IN: Reviews

Violinist Begins With Encores

by

Robyn Bollinger (file photo)

Violinist Robyn Bollinger, who strives to strengthen and reinvigorate the relationships among audience, performer and music, performed “Virtuoso Violin” for Lifetime Learning Sound of Music Performance Series at Temple Shalom in West Newton Monday. Her DVD “Ciaconna The Bass of Time” presents examples of the namesake form through history, using multi-media to introduce each piece. It arrived in 2017 to critical acclaim.

As a Dumbarton Oaks Early Career awardee, Bollinger is currently exploring the historic and musical significance of the encore. Monday’s recital incorporated music from each endeavor. First came the encores, or rather pieces which often serve as such. The opener, Bach’s Prelude from Partita No 3 BWV 1006 consisting almost entirely of 16th notes, demands elegance and exuberance in addition to a rapid tempo and the cleanest execution. Bollinger’s meticulous phrasing and dynamic contrasts made the thematic relationships clear.

Caprices by Pietro Locatelli and by Paganini came next. Locatelli was an Italian virtuoso living at about the same time as Bach. He posed extraordinary technical demands, which presumably reflected his own abilities. Pagannini, of course, was nonpareil. Bollinger showed herself equal to the demands of both. The group of four ended with “Obsession” from Eugène-Auguste Ysaÿe’s Sonata no 2 in A Minor, in which the composer quotes the Bach Prelude at the beginning and throughout, reimagining the master. Chromatic harmonies and startling rhythmic complexities put the Ysaÿe clearly in the 20th century. With this selection, Bollinger essentially cycled back to where she started, while at the same time looking ahead.

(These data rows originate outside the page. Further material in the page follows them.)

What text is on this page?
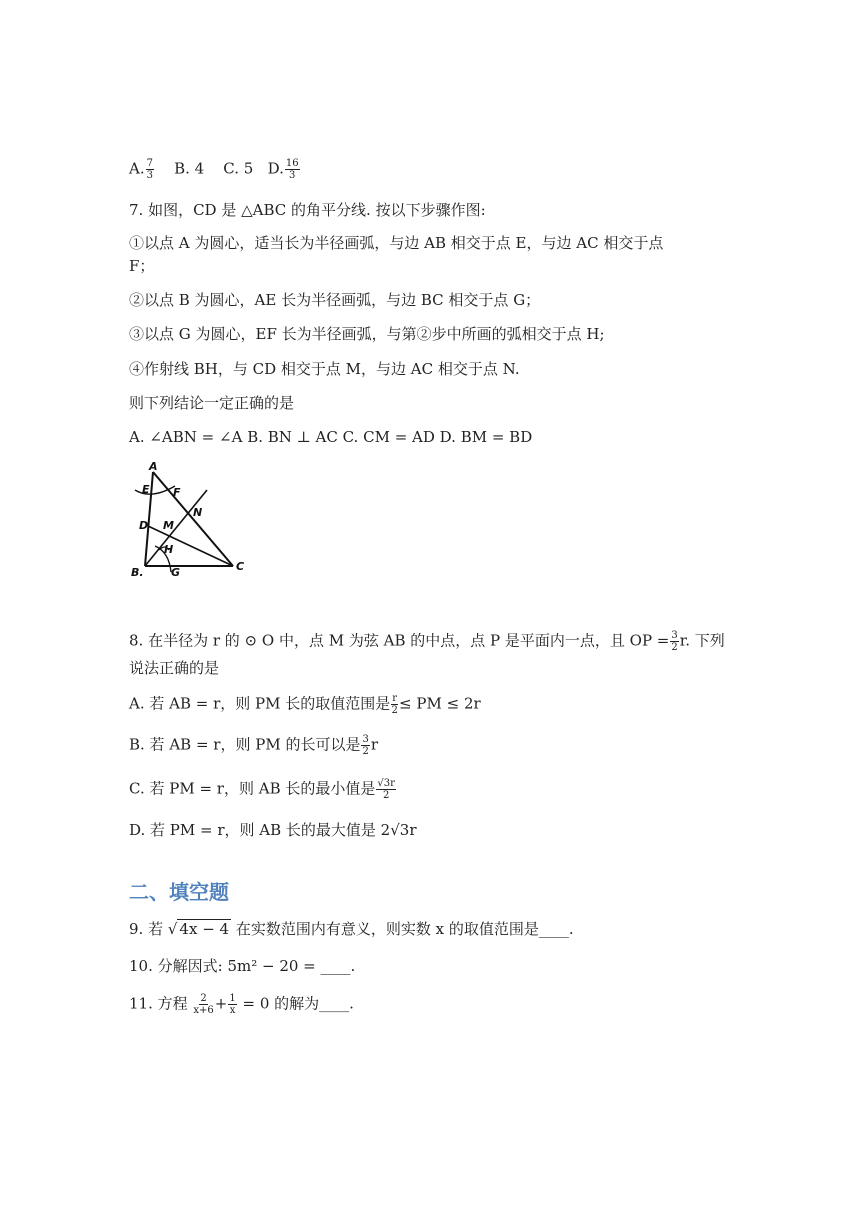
A. $\frac{7}{3} B$. 4 C. 5 D. $\frac{16}{3}$
7. 如图，CD 是 △ABC 的角平分线. 按以下步骤作图:
①以点 A 为圆心，适当长为半径画弧，与边 AB 相交于点 E，与边 AC 相交于点
F；
②以点 B 为圆心，AE 长为半径画弧，与边 BC 相交于点 G；
③以点 G 为圆心，EF 长为半径画弧，与第②步中所画的弧相交于点 H;
④作射线 BH，与 CD 相交于点 M，与边 AC 相交于点 N.
则下列结论一定正确的是
A. ∠ABN = ∠A B. BN ⊥ AC C. CM = AD D. BM = BD
A
E F
N
D M
H
B. G	C
8. 在半径为 r 的 ⊙ O 中，点 M 为弦 AB 的中点，点 P 是平面内一点，且 OP = $\frac{3}{2} r$. 下列
说法正确的是
A. 若 AB = r，则 PM 长的取值范围是 $\frac{r}{2}$ ≤ PM ≤ 2r
B. 若 AB = r，则 PM 的长可以是 $\frac{3}{2}$ r
C. 若 PM = r，则 AB 长的最小值是 $\frac{√3r}{2}$
D. 若 PM = r，则 AB 长的最大值是 2√3r
二、填空题
9. 若 √ 4x − 4 在实数范围内有意义，则实数 x 的取值范围是____.
10. 分解因式: 5m² − 20 = ____.
11. 方程 $\frac{2}{x+6} + \frac{1}{x} = 0$ 的解为____.
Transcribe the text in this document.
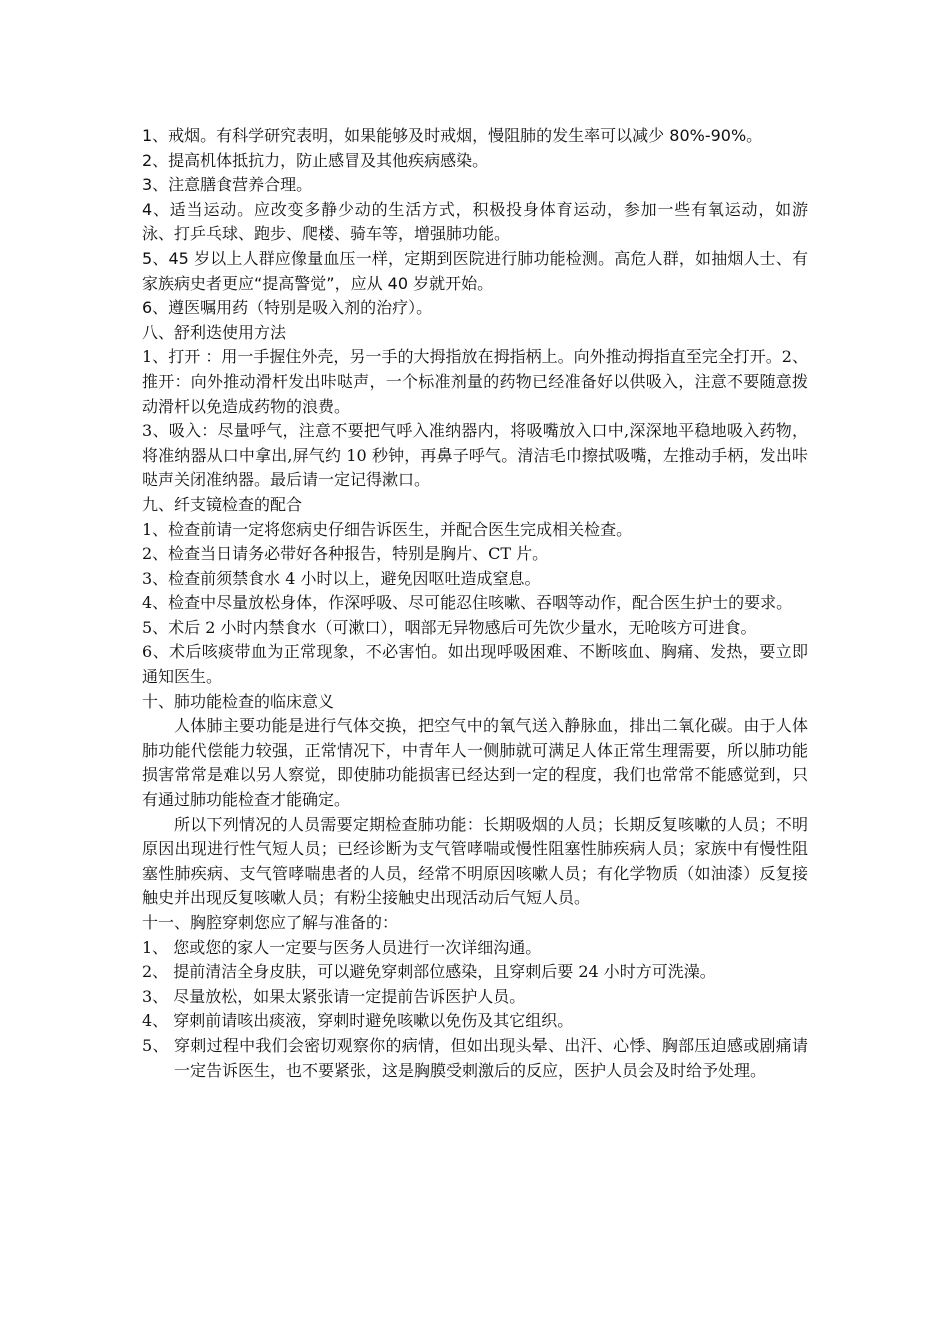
1、戒烟。有科学研究表明，如果能够及时戒烟，慢阻肺的发生率可以减少 80%-90%。

2、提高机体抵抗力，防止感冒及其他疾病感染。

3、注意膳食营养合理。

4、适当运动。应改变多静少动的生活方式，积极投身体育运动，参加一些有氧运动，如游泳、打乒乓球、跑步、爬楼、骑车等，增强肺功能。

5、45 岁以上人群应像量血压一样，定期到医院进行肺功能检测。高危人群，如抽烟人士、有家族病史者更应“提高警觉”，应从 40 岁就开始。

6、遵医嘱用药（特别是吸入剂的治疗）。

八、舒利迭使用方法

1、打开 ：用一手握住外壳，另一手的大拇指放在拇指柄上。向外推动拇指直至完全打开。2、推开：向外推动滑杆发出咔哒声，一个标准剂量的药物已经准备好以供吸入，注意不要随意拨动滑杆以免造成药物的浪费。

3、吸入：尽量呼气，注意不要把气呼入准纳器内，将吸嘴放入口中,深深地平稳地吸入药物，将准纳器从口中拿出,屏气约 10 秒钟，再鼻子呼气。清洁毛巾擦拭吸嘴，左推动手柄，发出咔哒声关闭准纳器。最后请一定记得漱口。

九、纤支镜检查的配合

1、检查前请一定将您病史仔细告诉医生，并配合医生完成相关检查。

2、检查当日请务必带好各种报告，特别是胸片、CT 片。

3、检查前须禁食水 4 小时以上，避免因呕吐造成窒息。

4、检查中尽量放松身体，作深呼吸、尽可能忍住咳嗽、吞咽等动作，配合医生护士的要求。

5、术后 2 小时内禁食水（可漱口），咽部无异物感后可先饮少量水，无呛咳方可进食。

6、术后咳痰带血为正常现象，不必害怕。如出现呼吸困难、不断咳血、胸痛、发热，要立即通知医生。

十、肺功能检查的临床意义

人体肺主要功能是进行气体交换，把空气中的氧气送入静脉血，排出二氧化碳。由于人体肺功能代偿能力较强，正常情况下，中青年人一侧肺就可满足人体正常生理需要，所以肺功能损害常常是难以另人察觉，即使肺功能损害已经达到一定的程度，我们也常常不能感觉到，只有通过肺功能检查才能确定。

所以下列情况的人员需要定期检查肺功能：长期吸烟的人员；长期反复咳嗽的人员；不明原因出现进行性气短人员；已经诊断为支气管哮喘或慢性阻塞性肺疾病人员；家族中有慢性阻塞性肺疾病、支气管哮喘患者的人员，经常不明原因咳嗽人员；有化学物质（如油漆）反复接触史并出现反复咳嗽人员；有粉尘接触史出现活动后气短人员。

十一、胸腔穿刺您应了解与准备的：

1、 您或您的家人一定要与医务人员进行一次详细沟通。

2、 提前清洁全身皮肤，可以避免穿刺部位感染，且穿刺后要 24 小时方可洗澡。

3、 尽量放松，如果太紧张请一定提前告诉医护人员。

4、 穿刺前请咳出痰液，穿刺时避免咳嗽以免伤及其它组织。

5、 穿刺过程中我们会密切观察你的病情，但如出现头晕、出汗、心悸、胸部压迫感或剧痛请一定告诉医生，也不要紧张，这是胸膜受刺激后的反应，医护人员会及时给予处理。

A recent composition by Garth Knox, bridged the “Encore” and “Ciaccona” sections of the concert. Knox explores extended technique by abundantly utilizing heretofore incidental devices such as harmonics, and microtones. Harmonics are the featured element in Up in the Air from the set Violin Spaces. The sound has a glassy, floating quality. Primarily contemplative, the work allowed the listener the “space,” according to Knox, to enjoy the sounds which appear to float above his/her head. Traditional melodic elements, as well as virtuoso flourishes are recognizable throughout.

Taking two selections from “Ciaccona The Bass of Time,” Bollinger explained Ciaccona as a composition in which the musical essence grows from a repeating bass line. In Heinrich Biber’s Passacaglia (Passacaglia being essentially synonymous with Ciaccona or Chaconne) she showed how a composition can grow from a simple seed. The opening descending four-note line transforms through harmonic and melodic variation, as well as rapid passagework, the mood elegiac throughout. Bollinger’s fastidious adherence to the demands of phrasing, melodic contour and harmonic color provided the listener with a clear blueprint of the composer’s intentions. Bach’s famous Ciaccona from Partita No 2 BWV 1004 is regarded by some as the penultimate composition of the Western canon, it distills musically, as Bollinger states in the narrated section of her DVD “where we have come from and where we hope to go.” Again, Bollinger’s consummate skill and artistry proved equal to the task.

It is true that the recital could be divided into “Encores” and “Ciaconnes,” but it also opened a tantalizing glimpse into the rich offerings of the solo violin literature.

Retired medical biology researcher Dinah Bodkin is an amateur pianist and mother of Groupmuse founder Sam Bodkin.